When I played pretend as a child, I was never the damsel in distress. I was Superman, equipped with enormous arms, and always ready to whisk the girl to safety. But this fantasy of mine was flawed. The problem is I am only five feet tall... and I was born a woman. Being transgender has been a major part of my life, though, more challenging than realizing this about myself, was my decision not to transition.
As a child, it was easy to put on boy clothes and play with friends like one of the boys. All of my childhood infatuations were girls. As I grew older, cultural barriers grew with me. I came out to my parents as a lesbian in high school. It’s an adjustment for any parent, but growing up in an Indian family, this opened up an entirely new set of challenges for me.
Regardless, I felt as though everything fell into place. Finally, I could openly love a woman. It wasn’t until age nineteen that I realized there are others like me. Even the word transgender wasn’t something I was familiar with until I began to immerse myself in the LGBTQ+ community. Through communicating with others, I began to finally put the pieces of myself together.
The hardest part is gender dysphoria. I used to be imprisoned by ideas of who I should be and what I should wear. Once I began to let go of my preconceived notions of what it meant to be a man, and embraced what it meant to be a person, I began to feel comfortable enough to explore both my masculinity and my femininity.

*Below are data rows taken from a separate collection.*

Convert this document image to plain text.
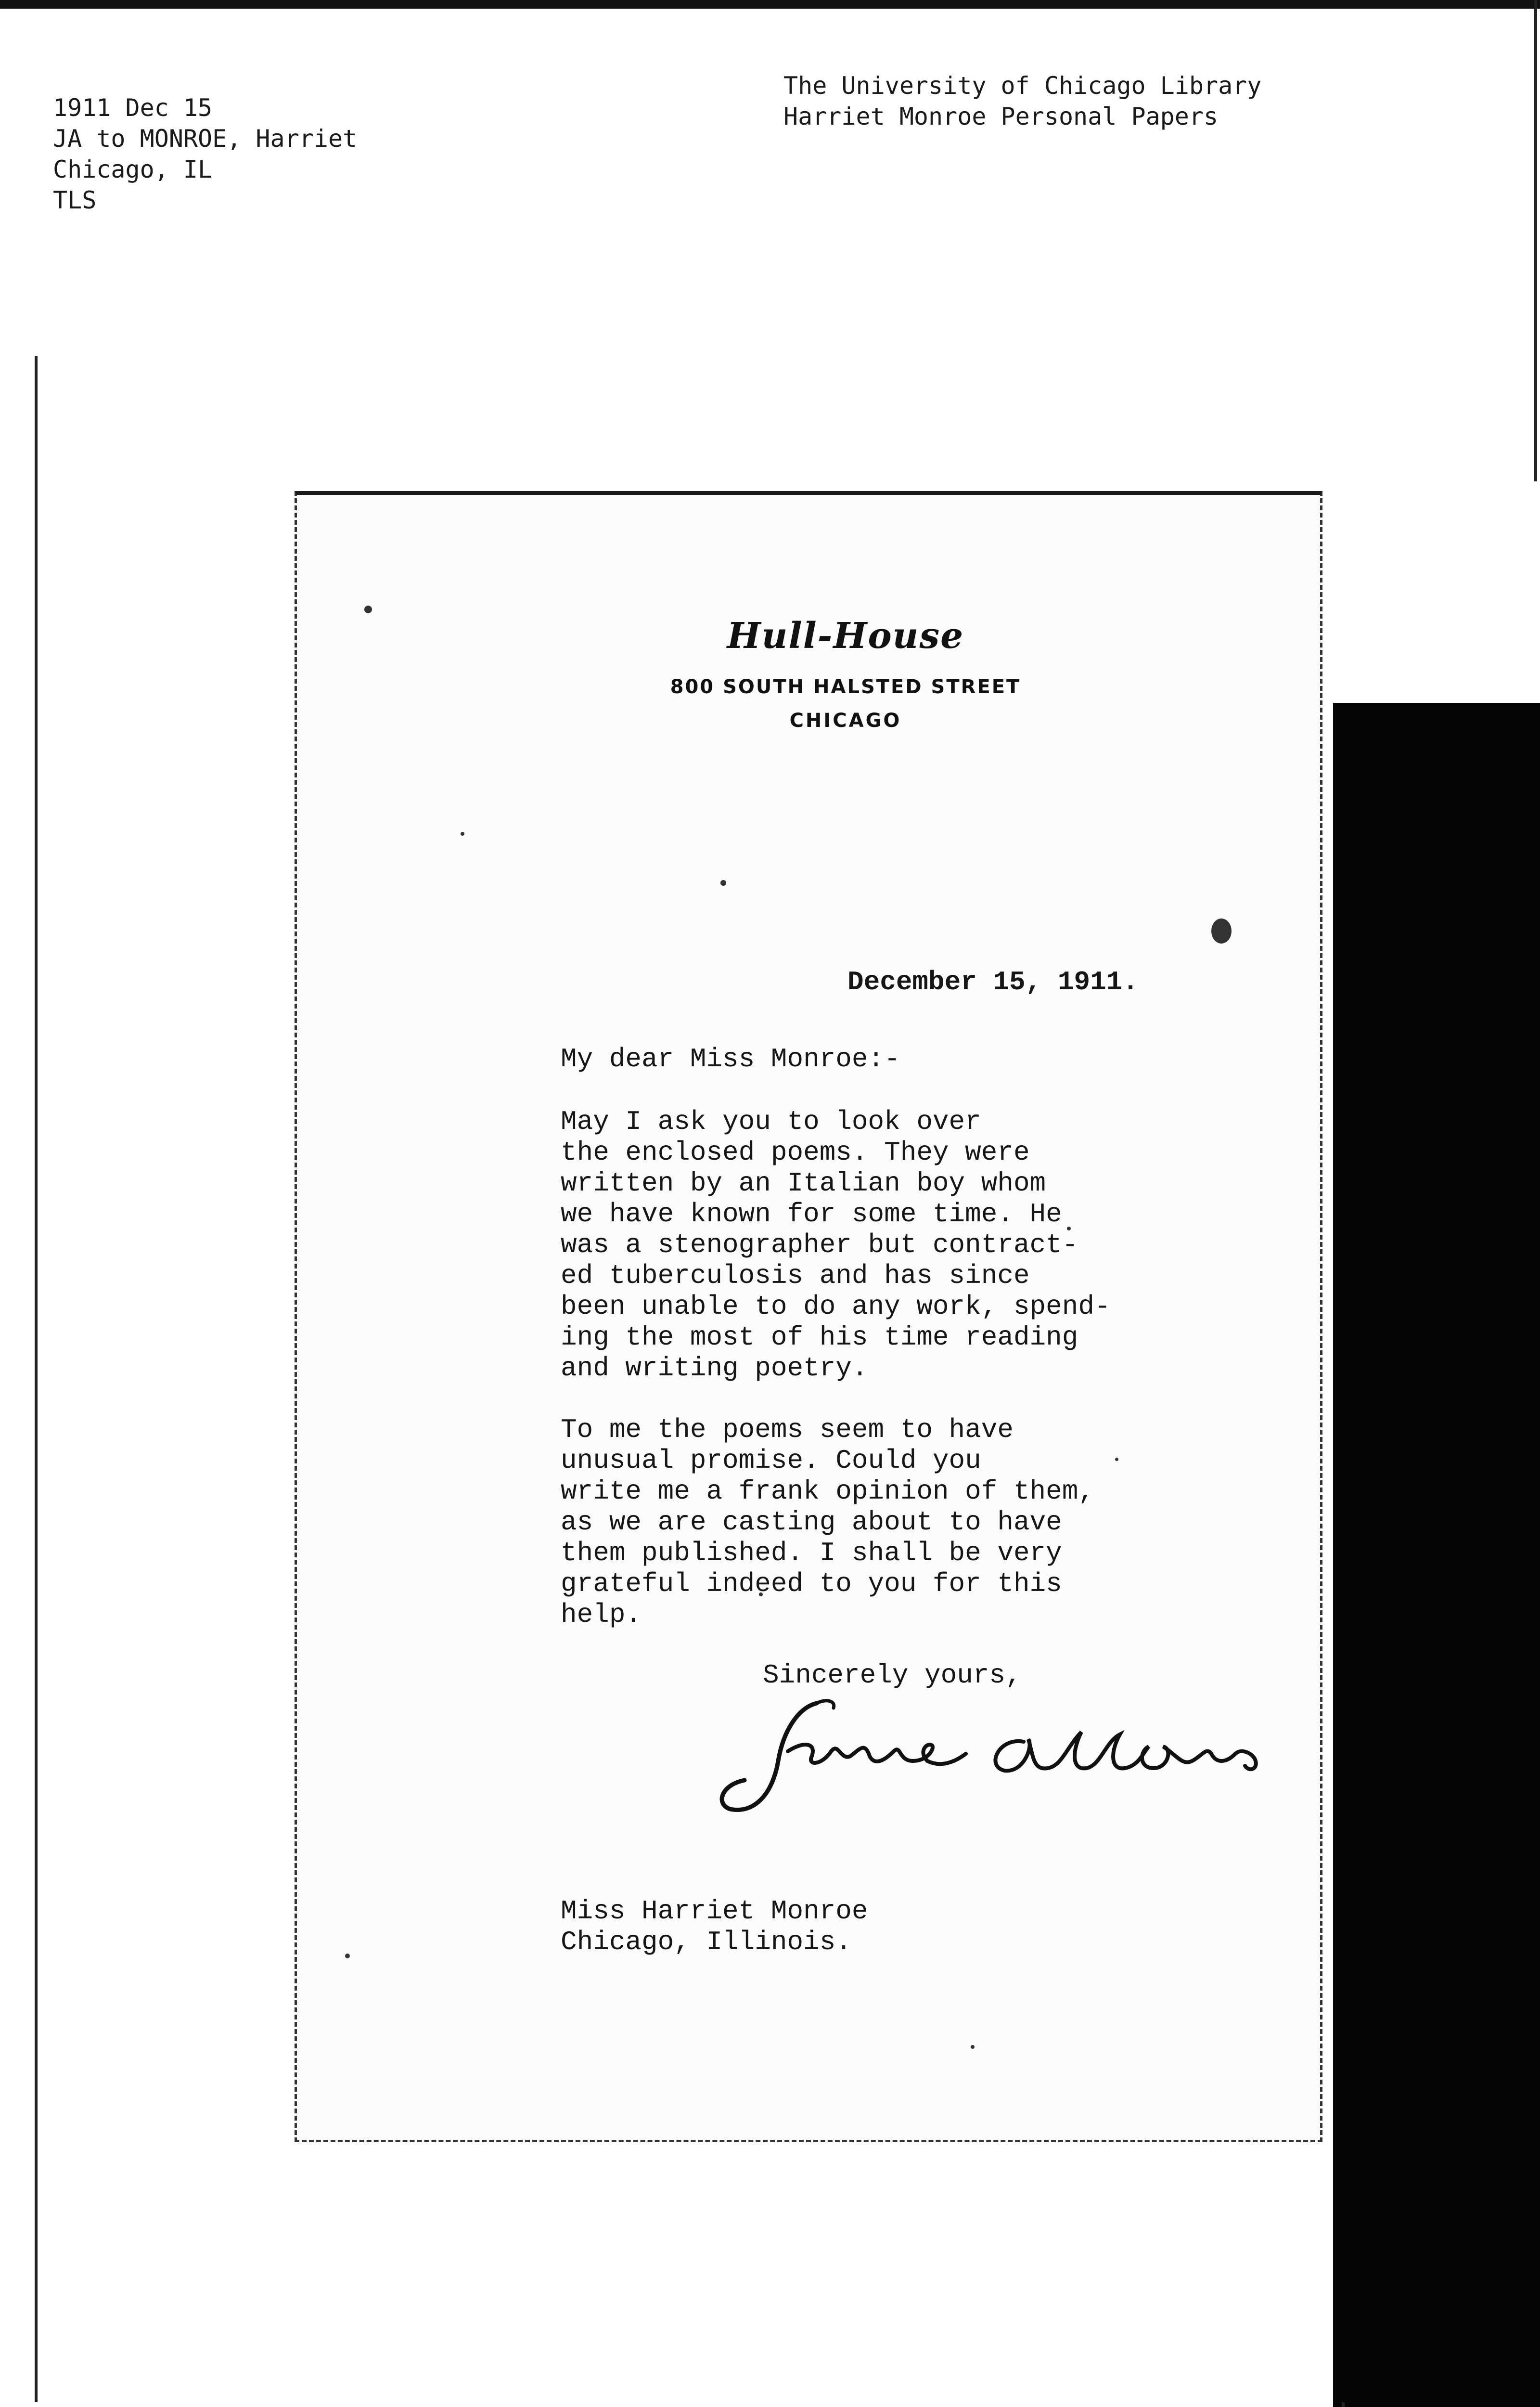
1911 Dec 15
JA to MONROE, Harriet
Chicago, IL
TLS
The University of Chicago Library
Harriet Monroe Personal Papers
Hull-House
800 SOUTH HALSTED STREET
CHICAGO
December 15, 1911.
My dear Miss Monroe:-
May I ask you to look over
the enclosed poems. They were
written by an Italian boy whom
we have known for some time. He
was a stenographer but contract-
ed tuberculosis and has since
been unable to do any work, spend-
ing the most of his time reading
and writing poetry.
To me the poems seem to have
unusual promise. Could you
write me a frank opinion of them,
as we are casting about to have
them published. I shall be very
grateful indeed to you for this
help.
Sincerely yours,
Miss Harriet Monroe
Chicago, Illinois.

The world of academia has always been my escape. Unlike toys, clothes, and social norms, academics are not a gendered activity. I could excel in school and be challenged without putting myself in a situation where I felt uncomfortable. By replacing my feelings of insecurity and self-doubt with the successes I have achieved in the classroom, I have begun to overcome my challenge.
I will forever be fighting this battle, but I would never alter this experience. Being transgender has made me more open to understanding others’ experiences without judgement.